Sulla vertenza Italpizza e su quello che definisce il “nuovo caporalato degli appalti” interviene anche Umberto Franciosi, segretario della Flai Cgil dell’Emilia Romagna. “Si può e si deve sempre isolare e condannare la violenza, anche quando la si usa per rivendicare diritti . Ma quando questi diritti, anche quelli costituzionali, non vengono rispettati, compresi gli accordi sindacali sottoscritti in Prefettura a che santo si possono appellare gli “schiavi” degli appalti”?”. E lancia un appello alle istituzioni, “cieche e sorde di fronte alla girandola di appalti che si sono succeduti in questi anni all’interno di Italpizza e di altre aziende del distretto modenese”.
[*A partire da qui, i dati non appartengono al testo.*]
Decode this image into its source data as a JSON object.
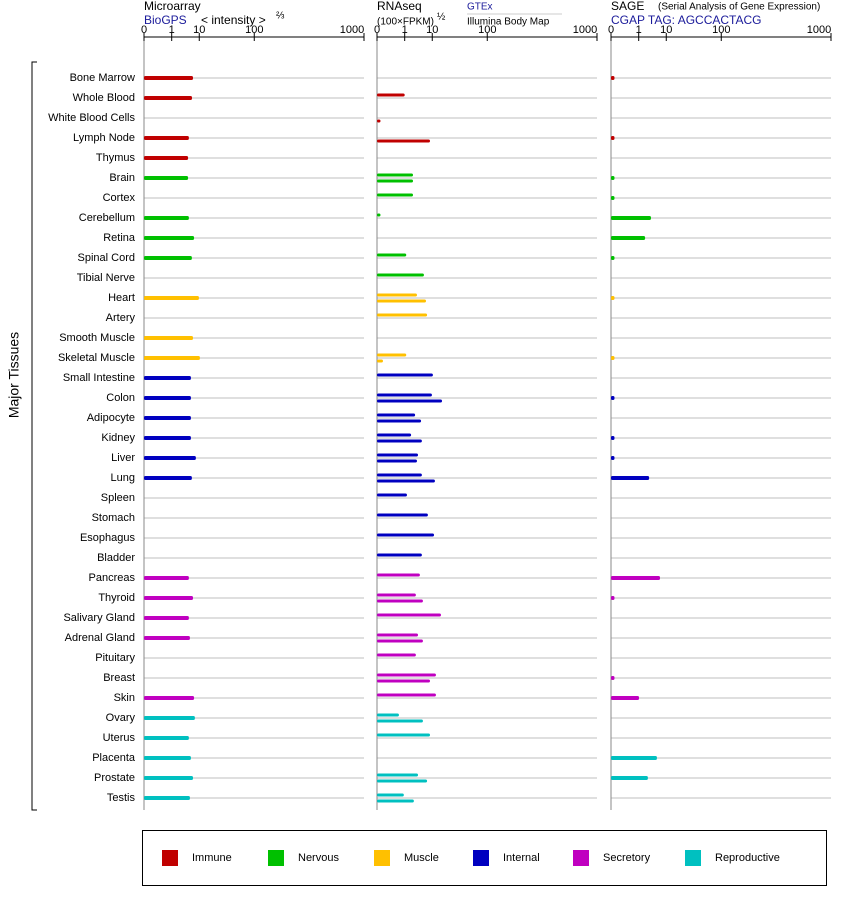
{
  "chart_data": {
    "type": "bar",
    "y_label": "Major Tissues",
    "categories": [
      "Bone Marrow",
      "Whole Blood",
      "White Blood Cells",
      "Lymph Node",
      "Thymus",
      "Brain",
      "Cortex",
      "Cerebellum",
      "Retina",
      "Spinal Cord",
      "Tibial Nerve",
      "Heart",
      "Artery",
      "Smooth Muscle",
      "Skeletal Muscle",
      "Small Intestine",
      "Colon",
      "Adipocyte",
      "Kidney",
      "Liver",
      "Lung",
      "Spleen",
      "Stomach",
      "Esophagus",
      "Bladder",
      "Pancreas",
      "Thyroid",
      "Salivary Gland",
      "Adrenal Gland",
      "Pituitary",
      "Breast",
      "Skin",
      "Ovary",
      "Uterus",
      "Placenta",
      "Prostate",
      "Testis"
    ],
    "colors": [
      "#c00000",
      "#c00000",
      "#c00000",
      "#c00000",
      "#c00000",
      "#00c000",
      "#00c000",
      "#00c000",
      "#00c000",
      "#00c000",
      "#00c000",
      "#ffc000",
      "#ffc000",
      "#ffc000",
      "#ffc000",
      "#0000c0",
      "#0000c0",
      "#0000c0",
      "#0000c0",
      "#0000c0",
      "#0000c0",
      "#0000c0",
      "#0000c0",
      "#0000c0",
      "#0000c0",
      "#c000c0",
      "#c000c0",
      "#c000c0",
      "#c000c0",
      "#c000c0",
      "#c000c0",
      "#c000c0",
      "#00c0c0",
      "#00c0c0",
      "#00c0c0",
      "#00c0c0",
      "#00c0c0"
    ],
    "legend": [
      {
        "name": "Immune",
        "color": "#c00000"
      },
      {
        "name": "Nervous",
        "color": "#00c000"
      },
      {
        "name": "Muscle",
        "color": "#ffc000"
      },
      {
        "name": "Internal",
        "color": "#0000c0"
      },
      {
        "name": "Secretory",
        "color": "#c000c0"
      },
      {
        "name": "Reproductive",
        "color": "#00c0c0"
      }
    ],
    "panels": [
      {
        "title": "Microarray",
        "source": "BioGPS",
        "unit": "< intensity >",
        "unit_power": "⅔",
        "xlim": [
          0,
          1000
        ],
        "xticks": [
          0,
          1,
          10,
          100,
          1000
        ],
        "series": [
          {
            "values": [
              6.7,
              6.25,
              null,
              5.0,
              4.7,
              4.7,
              null,
              5.0,
              7.2,
              6.2,
              null,
              9.8,
              null,
              6.7,
              10.4,
              5.8,
              5.8,
              5.8,
              5.8,
              8.1,
              6.2,
              null,
              null,
              null,
              null,
              5.0,
              6.7,
              5.0,
              5.4,
              null,
              null,
              7.2,
              7.6,
              5.0,
              5.8,
              6.7,
              5.4
            ]
          }
        ]
      },
      {
        "title": "RNAseq",
        "unit": "(100×FPKM)",
        "unit_power": "½",
        "xlim": [
          0,
          1000
        ],
        "xticks": [
          0,
          1,
          10,
          100,
          1000
        ],
        "series": [
          {
            "name": "GTEx",
            "values": [
              null,
              1.0,
              null,
              null,
              null,
              2.4,
              2.4,
              0.001,
              null,
              1.2,
              5.8,
              3.4,
              7.2,
              null,
              1.2,
              10.4,
              9.8,
              2.9,
              2.0,
              3.7,
              5.0,
              1.3,
              7.6,
              11.1,
              5.0,
              4.3,
              3.1,
              16.3,
              3.7,
              3.1,
              12.4,
              12.4,
              0.46,
              8.7,
              null,
              3.7,
              0.9
            ]
          },
          {
            "name": "Illumina Body Map",
            "values": [
              null,
              null,
              0.001,
              8.7,
              null,
              2.4,
              null,
              null,
              null,
              null,
              null,
              6.7,
              null,
              null,
              0.006,
              null,
              17.2,
              4.7,
              5.0,
              3.4,
              11.7,
              null,
              null,
              null,
              null,
              null,
              5.4,
              null,
              5.4,
              null,
              8.7,
              null,
              5.4,
              null,
              null,
              7.2,
              2.6
            ]
          }
        ]
      },
      {
        "title": "SAGE",
        "note": "(Serial Analysis of Gene Expression)",
        "source": "CGAP TAG: AGCCACTACG",
        "xlim": [
          0,
          1000
        ],
        "xticks": [
          0,
          1,
          10,
          100,
          1000
        ],
        "series": [
          {
            "values": [
              0.001,
              null,
              null,
              0.001,
              null,
              0.001,
              0.001,
              3.4,
              2.0,
              0.001,
              null,
              0.001,
              null,
              null,
              0.001,
              null,
              0.001,
              null,
              0.001,
              0.001,
              2.9,
              null,
              null,
              null,
              null,
              6.7,
              0.001,
              null,
              null,
              null,
              0.001,
              1.04,
              null,
              null,
              5.4,
              2.6,
              null
            ]
          }
        ]
      }
    ]
  }
}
“Di fronte al silenzio delle istituzioni locali, pretendiamo che l’accordo siglato in Prefettura a dicembre venga rispettato, e il governo deve farsi garante”, ripetono i Si Cobas in assetto di guerra. “La protesta andrà avanti fino a che non si giungerà a una soluzione”. Il Comune di Modena intanto ha chiesto al ministro dello Sviluppo economico Luigi Di Maio di fare chiarezza rispetto ad alcune questioni sollevate dai sindacati e sul tipo di contratto da applicare ai lavoratori. “È una competenza del ministero che ha la possibilità di dire una parola chiara”, ha detto l’assessore al lavoro Andrea Bosi, mentre in Italpizza è aperto un tavolo con Cgil, Cisl e Uil per ottenere una contrattazione di secondo livello per i lavoratori delle cooperative. A fine 2018 la vicenda Italpizza era arrivata anche al Mise, attraverso un’interrogazione della deputata del Movimento 5 Stelle Stefania Ascari.